- Nesta terça-feira, 16, às 14h (horário de Brasília), começa o julgamento do ex-deputado Eduardo Bolsonaro (PL-SP) pela Primeira Turma do STF na Ação Penal 2782.
- O réu é acusado de coação no curso do processo, por supostamente atuar para influenciar o julgamento do seu pai, Jair Bolsonaro.
- Em relatório, o ministro Alexandre de Moraes afirma que Eduardo articulou ações contra o Brasil nos Estados Unidos, incluindo sanções, suspensão de vistos e efeitos da Lei Magnitsky.
- A defesa será feita pela Defensoria Pública da União; a DPU contesta a atuação de Moraes, alegando que ele é vítima das sanções aplicadas pelos EUA.
- A sessão deve culminar na votação da 1ª Turma, com os ministros Moraes, Zanin, Cármen Lúcia e Flávio Dino, discutindo temas como soberania nacional, pressão internacional e devido processo legal.
O julgamento de Eduardo Bolsonaro (PL-SP) começa nesta terça-feira (16) às 14h, no Supremo Tribunal Federal (STF). Ele é réu na Ação Penal 2782, acusada de coação no curso do processo por supostamente influenciar o desfecho do julgamento do seu pai, Jair Bolsonaro. A sessão acontece em Brasília, com a acusação apresentada pela Procuradoria-Geral da República.

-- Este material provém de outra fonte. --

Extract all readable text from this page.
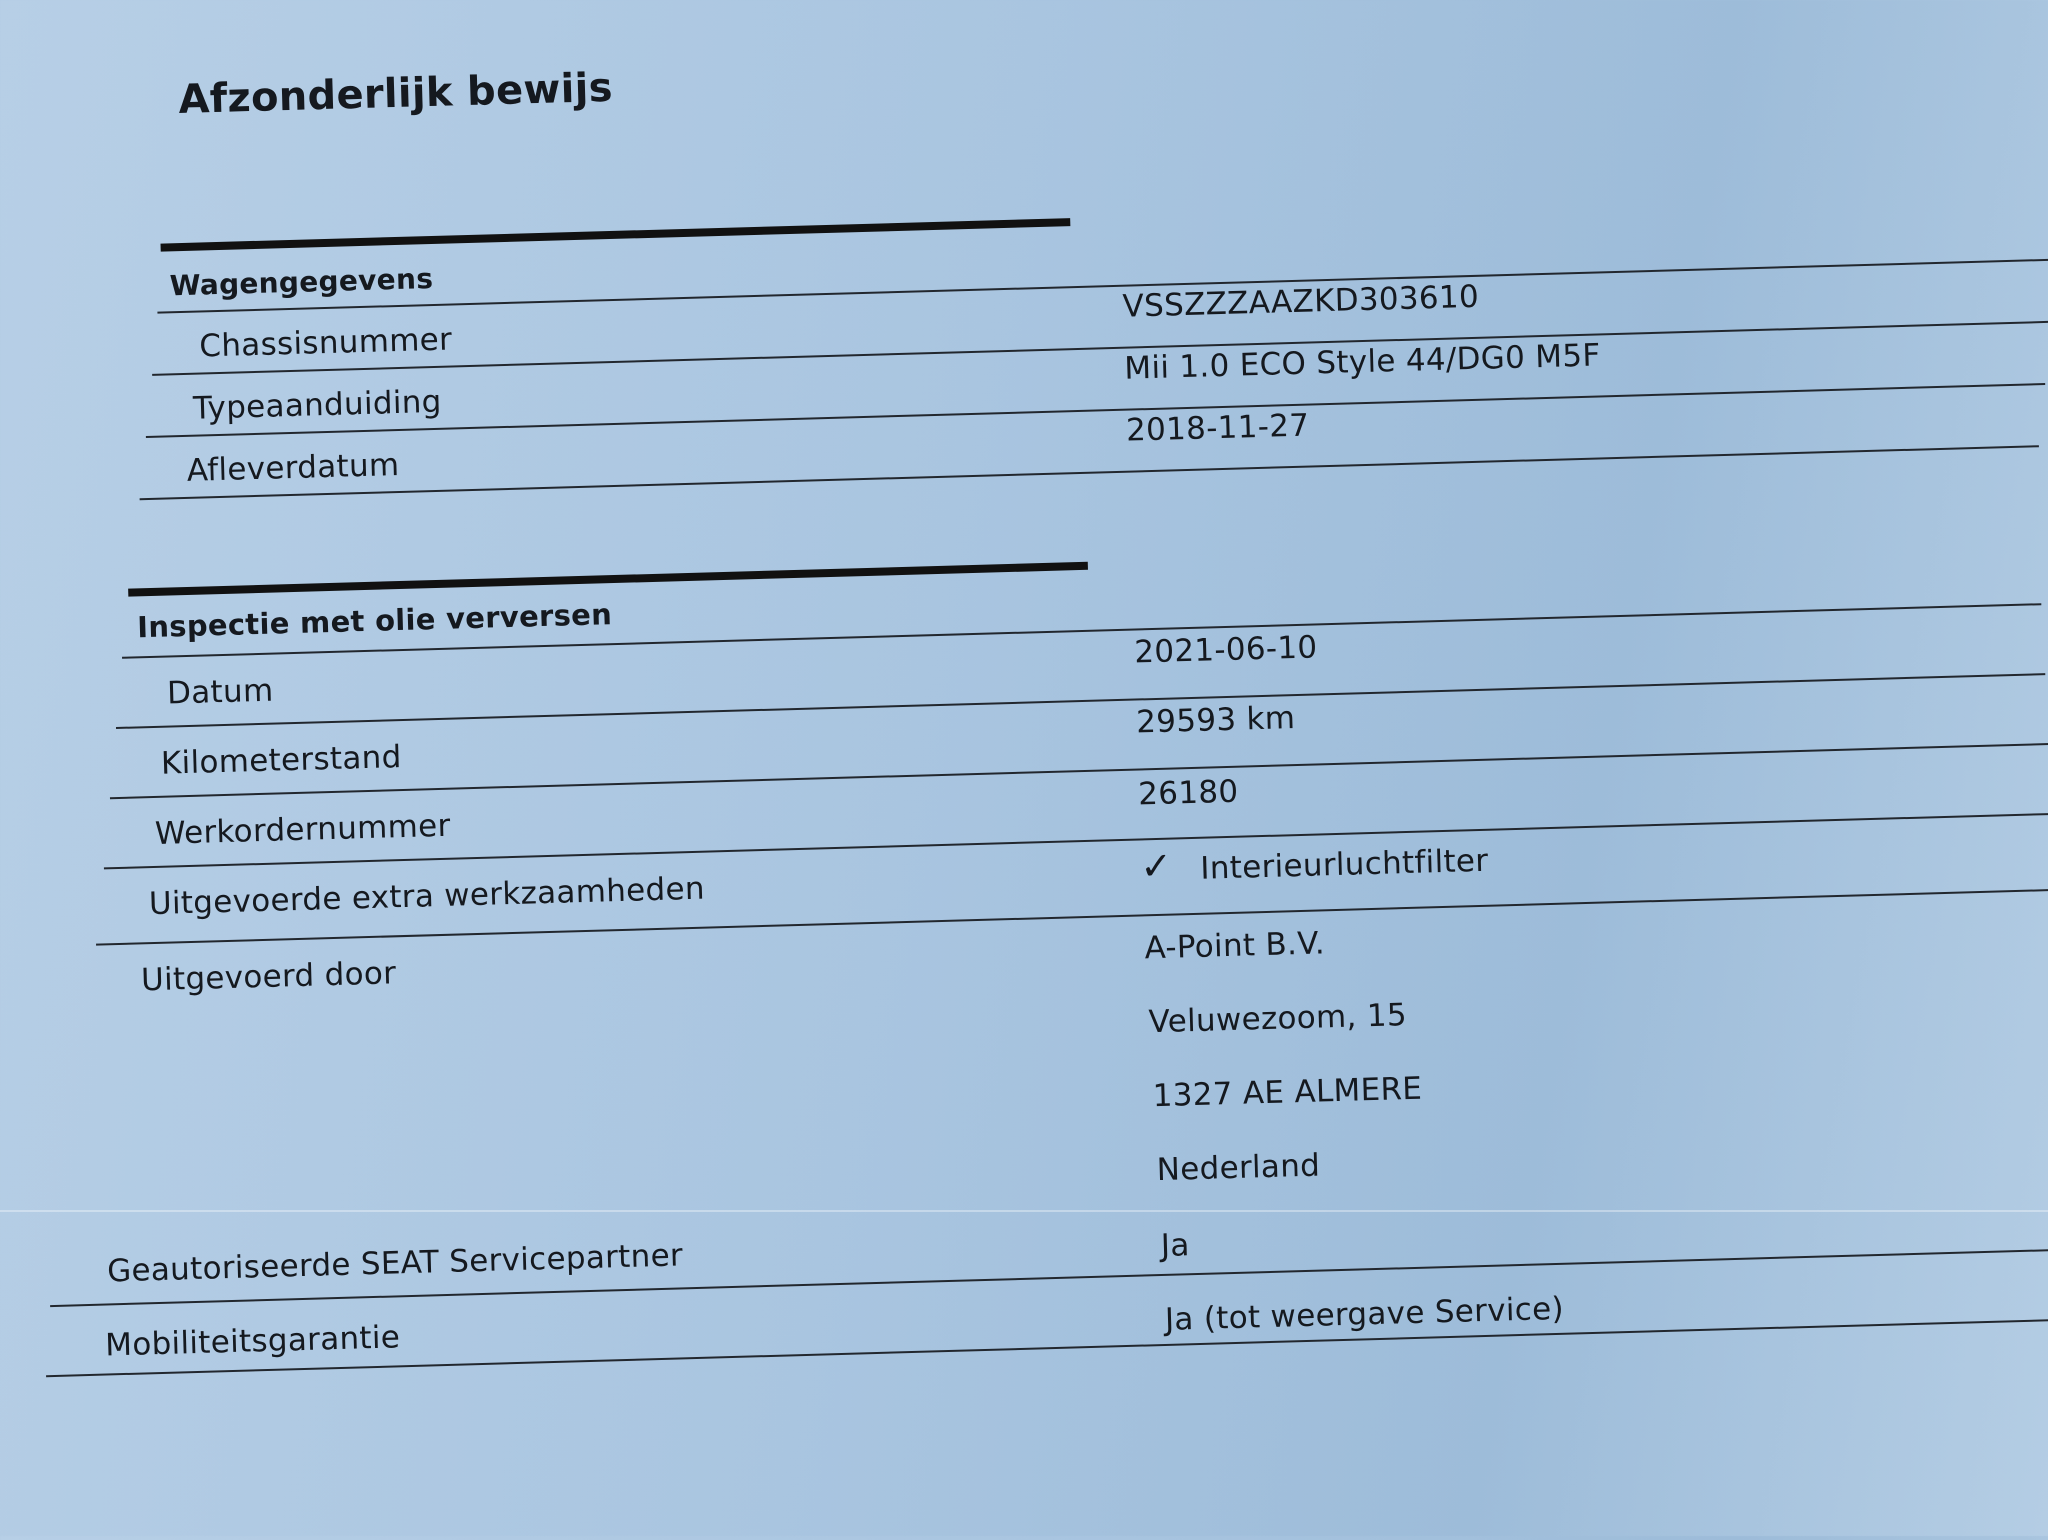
Afzonderlijk bewijs
Wagengegevens
Chassisnummer
VSSZZZAAZKD303610
Typeaanduiding
Mii 1.0 ECO Style 44/DG0 M5F
Afleverdatum
2018-11-27
Inspectie met olie verversen
Datum
2021-06-10
Kilometerstand
29593 km
Werkordernummer
26180
Uitgevoerde extra werkzaamheden
✓ Interieurluchtfilter
Uitgevoerd door
A-Point B.V.
Veluwezoom, 15
1327 AE ALMERE
Nederland
Geautoriseerde SEAT Servicepartner	Ja
Mobiliteitsgarantie
Ja (tot weergave Service)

O caso envolve acusações de que Eduardo articulou ações contra o Brasil nos EUA, o que, segundo Alexandre de Moraes, incluiu sanções do governo norte-americano, tarifas de exportação ao Brasil e suspensão de vistos para autoridades brasileiras. Moraes descreveu a situação como uma grave ameaça materializada por essas ações.
A expectativa é de que a sessão seja marcada por debates entre ministros sobre a tensão entre Brasil e Estados Unidos, exatamente no contexto das imputações. O relatório de Moraes será lido no início, seguido da apresentação da PGR com os pontos da acusação.
Eduardo Bolsonaro está nos EUA e não indicou advogados no processo. A defesa será apresentada pela Defensoria Pública da União (DPU). A DPU contesta a atuação de Moraes no julgamento, alegando que ele foi atingido pelas sanções dos EUA, e sustenta que as publicações do ex-deputado são manifestações públicas de um parlamentar.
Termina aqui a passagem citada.